Following an Opinion of the Attorney General (see update to ¶4860), which found against the Commission, the European Court of Justice has agreed with the Attorney General’s Opinion and has held that the Health and Safety at Work Act, with its emphasis on the balancing of interests, is compatible with European law. In particular, the ECJ found that the Health and Safety Directive does not introduce no fault liability.  Accordingly, there shall be no need to amend the UK legislation.

Commission of the European Communities v United Kingdom [2007] ECJ Case C-127/05

2. Status of Codes of Practice

¶4800 Employers are required to comply with certain statutory obligations, as set out in the Health and Safety at Work etc Act 1974, various Regulations and Codes of Practice.  In a case concerning the practice of the courts in implementing the Codes of Practice, the Court of Appeal considered an employee injured in a fall at work. Her employer was a care home. The workplace had slippery vinyl floors and several of the residents were prone to incontinence. The relevant legislative protection placed an absolute duty on employers to ensure that the floors of workplaces are properly constructed. Different, lesser, duties exist to remove from a floor a temporary hazard.

Before the High Court, the employee attempted to bring the evidence of Codes of Practice published by the Health and Safety Commission, which, she argued, clarified the extent of the duty. The Court refused.
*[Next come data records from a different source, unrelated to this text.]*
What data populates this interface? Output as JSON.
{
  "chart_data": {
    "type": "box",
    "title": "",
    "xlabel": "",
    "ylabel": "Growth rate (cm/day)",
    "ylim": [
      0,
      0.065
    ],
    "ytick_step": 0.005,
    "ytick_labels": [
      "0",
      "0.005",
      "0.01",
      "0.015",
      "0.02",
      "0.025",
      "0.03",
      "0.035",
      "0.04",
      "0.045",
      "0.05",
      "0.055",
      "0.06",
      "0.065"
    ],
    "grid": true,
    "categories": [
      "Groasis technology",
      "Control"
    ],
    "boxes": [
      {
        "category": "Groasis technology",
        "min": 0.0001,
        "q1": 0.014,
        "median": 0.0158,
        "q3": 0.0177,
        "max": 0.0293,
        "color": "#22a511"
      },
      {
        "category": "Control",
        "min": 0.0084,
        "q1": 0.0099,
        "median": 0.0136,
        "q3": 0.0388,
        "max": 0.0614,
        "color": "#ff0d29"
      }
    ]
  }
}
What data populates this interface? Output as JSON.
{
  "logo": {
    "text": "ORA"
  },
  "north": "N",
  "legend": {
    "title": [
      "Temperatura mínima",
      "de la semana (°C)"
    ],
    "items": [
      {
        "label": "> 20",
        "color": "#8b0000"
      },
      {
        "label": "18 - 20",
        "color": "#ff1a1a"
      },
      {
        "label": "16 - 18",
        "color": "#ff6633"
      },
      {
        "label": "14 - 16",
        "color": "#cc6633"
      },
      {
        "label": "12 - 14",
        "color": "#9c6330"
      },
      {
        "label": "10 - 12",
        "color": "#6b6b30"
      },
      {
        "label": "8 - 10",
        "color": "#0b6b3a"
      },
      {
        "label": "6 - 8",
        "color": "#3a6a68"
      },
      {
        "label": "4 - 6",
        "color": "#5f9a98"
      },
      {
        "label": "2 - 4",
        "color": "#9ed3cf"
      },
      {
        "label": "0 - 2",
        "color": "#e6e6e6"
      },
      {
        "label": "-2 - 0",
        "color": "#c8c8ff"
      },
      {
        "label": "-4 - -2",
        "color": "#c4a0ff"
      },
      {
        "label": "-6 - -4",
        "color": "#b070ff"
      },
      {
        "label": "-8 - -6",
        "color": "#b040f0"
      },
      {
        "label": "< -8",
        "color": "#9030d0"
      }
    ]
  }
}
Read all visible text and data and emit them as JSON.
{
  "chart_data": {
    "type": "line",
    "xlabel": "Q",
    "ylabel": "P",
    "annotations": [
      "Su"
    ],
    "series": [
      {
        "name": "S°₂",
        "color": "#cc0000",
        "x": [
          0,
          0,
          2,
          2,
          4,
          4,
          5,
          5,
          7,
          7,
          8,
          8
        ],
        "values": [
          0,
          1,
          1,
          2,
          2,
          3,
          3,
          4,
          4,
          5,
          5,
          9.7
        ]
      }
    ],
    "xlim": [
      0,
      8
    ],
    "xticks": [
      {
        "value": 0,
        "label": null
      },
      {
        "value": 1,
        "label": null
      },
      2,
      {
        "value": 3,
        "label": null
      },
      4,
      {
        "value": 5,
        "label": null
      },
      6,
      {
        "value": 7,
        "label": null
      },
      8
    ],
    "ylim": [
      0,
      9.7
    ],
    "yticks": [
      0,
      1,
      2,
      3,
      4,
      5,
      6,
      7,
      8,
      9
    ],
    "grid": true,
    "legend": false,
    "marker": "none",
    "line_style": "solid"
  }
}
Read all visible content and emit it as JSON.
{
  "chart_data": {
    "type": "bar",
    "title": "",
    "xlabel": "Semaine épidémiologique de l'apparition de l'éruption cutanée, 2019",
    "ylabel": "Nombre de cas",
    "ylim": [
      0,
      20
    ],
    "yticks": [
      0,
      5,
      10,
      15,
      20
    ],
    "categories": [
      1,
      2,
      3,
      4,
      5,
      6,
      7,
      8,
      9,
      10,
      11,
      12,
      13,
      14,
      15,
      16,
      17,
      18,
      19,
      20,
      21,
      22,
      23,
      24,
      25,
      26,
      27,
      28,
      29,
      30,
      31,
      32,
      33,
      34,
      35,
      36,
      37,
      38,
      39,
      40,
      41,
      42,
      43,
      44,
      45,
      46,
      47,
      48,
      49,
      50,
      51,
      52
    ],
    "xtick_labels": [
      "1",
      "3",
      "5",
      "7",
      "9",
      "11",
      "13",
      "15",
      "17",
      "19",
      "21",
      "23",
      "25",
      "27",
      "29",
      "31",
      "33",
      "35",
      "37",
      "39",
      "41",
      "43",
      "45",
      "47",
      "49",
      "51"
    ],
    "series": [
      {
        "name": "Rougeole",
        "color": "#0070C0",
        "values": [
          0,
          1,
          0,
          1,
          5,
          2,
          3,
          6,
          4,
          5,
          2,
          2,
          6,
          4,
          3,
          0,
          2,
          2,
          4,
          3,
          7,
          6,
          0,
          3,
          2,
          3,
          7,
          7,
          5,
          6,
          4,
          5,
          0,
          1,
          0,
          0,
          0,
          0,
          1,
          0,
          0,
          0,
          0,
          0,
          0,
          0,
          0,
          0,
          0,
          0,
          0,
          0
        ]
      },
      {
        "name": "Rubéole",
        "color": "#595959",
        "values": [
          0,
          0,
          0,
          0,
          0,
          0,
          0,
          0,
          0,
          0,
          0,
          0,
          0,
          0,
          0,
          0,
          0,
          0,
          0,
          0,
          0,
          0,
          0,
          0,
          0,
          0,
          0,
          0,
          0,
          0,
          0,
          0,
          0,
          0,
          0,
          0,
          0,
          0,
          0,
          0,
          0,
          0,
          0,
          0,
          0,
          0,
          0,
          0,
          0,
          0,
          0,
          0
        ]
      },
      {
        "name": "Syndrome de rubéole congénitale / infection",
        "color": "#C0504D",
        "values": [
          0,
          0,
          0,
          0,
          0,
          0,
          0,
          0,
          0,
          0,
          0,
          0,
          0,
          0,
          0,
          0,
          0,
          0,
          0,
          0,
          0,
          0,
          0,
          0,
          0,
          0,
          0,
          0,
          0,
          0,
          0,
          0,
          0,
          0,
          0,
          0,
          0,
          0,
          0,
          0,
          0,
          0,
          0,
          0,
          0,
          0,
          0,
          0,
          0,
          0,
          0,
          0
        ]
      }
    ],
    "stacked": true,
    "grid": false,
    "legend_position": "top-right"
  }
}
The Court of Appeal held that the High Court had been wrong to refuse this evidence. A Code of Practice which was designed to give practical guidance to employers as to how to comply with their duties under statutory regulations could be taken as providing some assistance as to interpretation. Such guidance always had to be treated with caution. It might be wrong. It did not carry the authority of a judicial decision. But if relevant, as it was here, it should be considered.